# Project
Due Dec 14

PCA Lesson: https://online.stat.psu.edu/stat505/lesson/11

* Data: Boyer, Rick, and David Savageau. Places rated almanac: Your guide to finding the best places to live in America. Rand McNally & Company, 1985. 
* Data: http://www.stat.nthu.edu.tw/~swcheng/Teaching/stat5191/assignment/places.txt

1) Normalize the data (apply log, subtract mean, normalize std dev)

2) Perform PCA (use SVD or the eigenvalue decomposition of the covariance matrix)

3) Plot the Scree plot. How much variance is explained by the first three PCs?

4) Scatter plot all communities along two of the PCs (PC0 vs PC1 or PC1 vs PC2)

5) Scatter plot all original dimensions in the space of PC0 and PC1.
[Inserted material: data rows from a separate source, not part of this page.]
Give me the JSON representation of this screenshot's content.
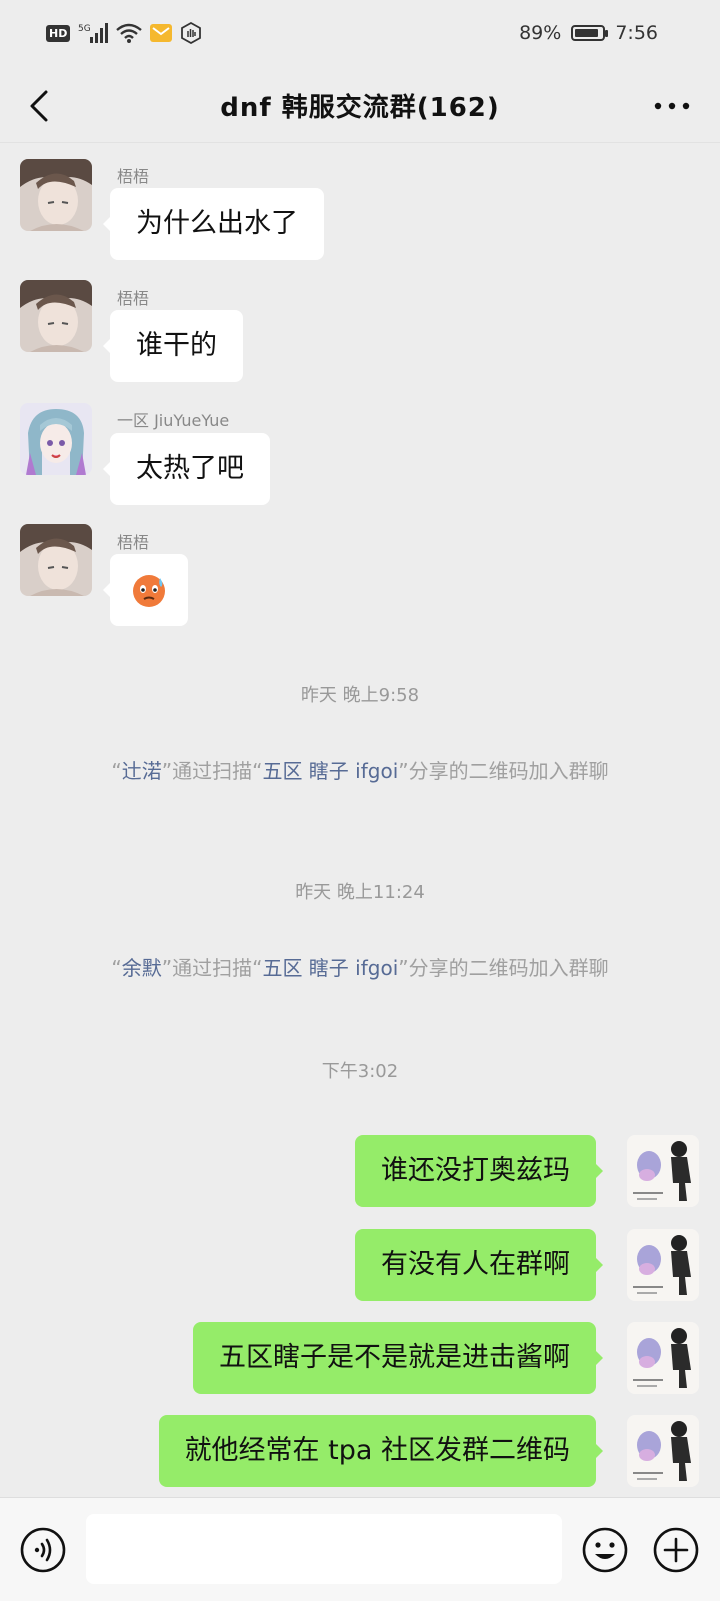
{
  "status_bar": {
    "hd_label": "HD",
    "network_label": "5G",
    "battery_text": "89%",
    "battery_level": 0.89,
    "time": "7:56"
  },
  "header": {
    "title": "dnf 韩服交流群(162)"
  },
  "messages": [
    {
      "sender": "梧梧",
      "text": "为什么出水了"
    },
    {
      "sender": "梧梧",
      "text": "谁干的"
    },
    {
      "sender": "一区 JiuYueYue",
      "text": "太热了吧"
    },
    {
      "sender": "梧梧",
      "text": "🥵",
      "emoji": "hot-face-emoji"
    }
  ],
  "timestamps": [
    "昨天 晚上9:58",
    "昨天 晚上11:24",
    "下午3:02"
  ],
  "system_messages": [
    {
      "q1": "“",
      "name1": "辻渃",
      "mid": "”通过扫描“",
      "name2": "五区 瞎子 ifgoi",
      "tail": "”分享的二维码加入群聊"
    },
    {
      "q1": "“",
      "name1": "余默",
      "mid": "”通过扫描“",
      "name2": "五区 瞎子 ifgoi",
      "tail": "”分享的二维码加入群聊"
    }
  ],
  "my_messages": [
    {
      "text": "谁还没打奥兹玛"
    },
    {
      "text": "有没有人在群啊"
    },
    {
      "text": "五区瞎子是不是就是进击酱啊"
    },
    {
      "text": "就他经常在 tpa 社区发群二维码"
    }
  ],
  "input": {
    "placeholder": "",
    "value": ""
  },
  "colors": {
    "background": "#ededed",
    "bubble_self": "#95ec69",
    "bubble_other": "#ffffff",
    "name_link": "#576b95"
  }
}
6) Do something interesting as you like.


In [None]:
%matplotlib inline
from matplotlib import pyplot as plt
import csv
from datetime import datetime
import numpy as np
from scipy import signal


# standard libs
import os
import pandas as pd
import re
import json
import seaborn as sns #visualisation
import statistics 

#ML with sklearn
from sklearn.preprocessing import StandardScaler
from matplotlib.cm import register_cmap
from scipy import stats
from sklearn.decomposition import PCA as PCA
from sklearn import preprocessing
from sklearn import linear_model
from sklearn.preprocessing import StandardScaler

In [None]:
ls

In [None]:
# import dat
df = pd.read_csv('places_updated.csv')


In [None]:
df.info()
print("DATA INFO: ",np.shape(df))

In [None]:
df

In [None]:
df.plot()
plt.figure(figsize=(10,10))

In [None]:
columns = ['Climate_and_Terrain','Housing','Health_Care_and_Environment', 'Crime','Transportation','Education','Recreation','Economics']
df[columns].plot.area()
plt.figure(figsize=(10,20))

In [None]:
df.groupby('State').mean().plot.bar()
plt.xticks(rotation=85)
plt.figure(figsize=(20,20))

In [None]:
df.hist(figsize=(10,10))
plt.show()

In [None]:
#kernel density function
df.plot.kde(subplots=True, figsize=(5,10))

In [None]:
columns = ['Housing','Climate_and_Terrain','Health_Care_and_Environment', 'Crime','Transportation','Education','Recreation','Economics']
df[columns].plot.box()
plt.xticks(rotation='vertical')
#For Housing and Crime, the lower the score the better.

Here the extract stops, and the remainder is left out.